Méthode sécuritaire 

Pour avoir une prescription de la pilule abortive, le principal critère à respecter est que la grossesse non désirée dure depuis moins de neuf semaines. On vérifie aussi que la femme n'a pas d'antécédents de caillots sanguins et que la grossesse se développe bel et bien dans l'utérus. 

«Ça a l'air long neuf semaines, mais c'est très court parce que quand on a une grossesse non désirée, bien souvent, on ne s'en rend pas compte nécessairement tout de suite. Parfois, on va s'en rendre compte quand on a une semaine de retard [dans les menstruations] et faire le test à ce moment-là. Parfois, on est un petit peu dans le déni aussi, surtout quand on ne voulait absolument pas que ça arrive, comme chez les jeunes adolescentes», mentionne Dre Francoeur. 

La pilule abortive est tout à fait sécuritaire, souligne la médecin en obstétrique-gynécologie, et c'est souvent la première recommandation des docteurs. 

Dre Francoeur a par ailleurs précisé que vouloir améliorer l'accès à l'avortement ne signifie pas vouloir «avorter toutes les femmes enceintes qui nous passent en dessous du nez», un discours qu'elle entend régulièrement. «Ce n'est pas ça, répond-elle fermement. C'est qu'on veut leur donner le meilleur service, parce que plus tôt on le fait, quand on a une grossesse non désirée, c'est toujours plus simple. Plus on avance en grossesse, plus ça peut saigner, puis à ce moment-là on n'a pas le choix d'avoir accès à un avortement chirurgical — un curetage — qui est une chirurgie relativement mineure, mais il n'y a jamais de chirurgie sans risque. Donc, si on peut le faire autrement, l'avortement médical est définitivement le premier choix lorsqu'on entre dans les critères.»

Améliorer l'accès 

La Société des obstétriciens et gynécologues du Canada aimerait un meilleur accès à la télémédecine, particulièrement dans les communautés rurales et éloignées où il est plus difficile d'avoir un avortement chirurgical. 

«On veut que l'accès soit disponible par télémédecine, donc qui serait accessible partout parce qu'on sait que même si au Québec on peut toujours s'améliorer, dans les autres provinces, c'est souvent beaucoup plus difficile. C'est mieux, mais ce n'est pas parfait», soutient Dre Francoeur. 

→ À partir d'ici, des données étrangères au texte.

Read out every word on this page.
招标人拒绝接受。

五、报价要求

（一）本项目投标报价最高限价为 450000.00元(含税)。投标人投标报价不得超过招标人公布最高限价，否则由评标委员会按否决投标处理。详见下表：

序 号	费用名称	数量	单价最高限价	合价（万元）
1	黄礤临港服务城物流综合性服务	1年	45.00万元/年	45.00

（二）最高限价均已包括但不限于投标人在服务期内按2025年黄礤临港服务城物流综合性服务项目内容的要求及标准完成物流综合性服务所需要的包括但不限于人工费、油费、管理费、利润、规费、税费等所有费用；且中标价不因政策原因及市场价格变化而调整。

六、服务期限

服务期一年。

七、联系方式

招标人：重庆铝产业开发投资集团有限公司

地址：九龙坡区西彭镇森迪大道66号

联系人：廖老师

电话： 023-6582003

Elle souhaite que des informations fiables soient rapidement disponibles pour les femmes. «On est capables de répondre à cette demande-là au Québec, puis il faut que la pilule abortive soit la première chose qui passe par la tête des femmes, parce que c'est extrêmement sécuritaire, c'est très confidentiel», réitère la gynécologue. 

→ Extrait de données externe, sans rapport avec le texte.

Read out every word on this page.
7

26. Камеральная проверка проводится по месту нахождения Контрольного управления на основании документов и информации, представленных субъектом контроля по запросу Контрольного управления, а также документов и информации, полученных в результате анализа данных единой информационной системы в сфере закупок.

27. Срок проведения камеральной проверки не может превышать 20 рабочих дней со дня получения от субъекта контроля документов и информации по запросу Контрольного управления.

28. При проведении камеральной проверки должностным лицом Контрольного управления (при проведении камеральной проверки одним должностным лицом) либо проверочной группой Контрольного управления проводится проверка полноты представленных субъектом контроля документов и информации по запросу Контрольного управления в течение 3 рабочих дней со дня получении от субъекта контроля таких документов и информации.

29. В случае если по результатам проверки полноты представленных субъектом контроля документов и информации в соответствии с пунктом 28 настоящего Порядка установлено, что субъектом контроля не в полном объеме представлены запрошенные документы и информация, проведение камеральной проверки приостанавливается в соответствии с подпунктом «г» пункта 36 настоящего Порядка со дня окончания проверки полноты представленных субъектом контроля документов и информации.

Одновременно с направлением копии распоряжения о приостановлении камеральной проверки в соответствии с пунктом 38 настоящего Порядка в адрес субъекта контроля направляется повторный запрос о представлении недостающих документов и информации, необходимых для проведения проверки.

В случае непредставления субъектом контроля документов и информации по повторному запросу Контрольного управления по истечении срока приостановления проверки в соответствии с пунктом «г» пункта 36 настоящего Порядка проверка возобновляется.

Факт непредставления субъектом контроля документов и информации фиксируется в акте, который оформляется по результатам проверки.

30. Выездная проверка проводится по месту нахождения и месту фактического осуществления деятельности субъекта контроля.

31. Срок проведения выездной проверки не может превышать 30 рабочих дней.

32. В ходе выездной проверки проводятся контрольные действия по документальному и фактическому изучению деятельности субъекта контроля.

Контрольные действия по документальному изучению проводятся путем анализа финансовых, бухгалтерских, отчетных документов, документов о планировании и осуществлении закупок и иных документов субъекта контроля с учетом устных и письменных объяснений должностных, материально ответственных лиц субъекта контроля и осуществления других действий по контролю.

La ministre responsable de la Condition féminine du Québec, Martine Biron, a reconnu que l’accès à un service d’interruption de grossesse était inégal au Québec, certaines régions ayant des listes d'attente de cinq semaines et plus. Pour améliorer ce délai, le gouvernement de la Coalition avenir Québec a promis de rendre la pilule abortive plus accessible dans la province, notamment avec les services de télémédecine. 

En novembre dernier, Mme Biron a annoncé un premier plan gouvernemental sur l’accès à l’avortement dans lequel son gouvernement s'est engagé à injecter 7,5 millions $ jusqu'en 2027 pour améliorer l'accès aux services d’interruption de grossesse.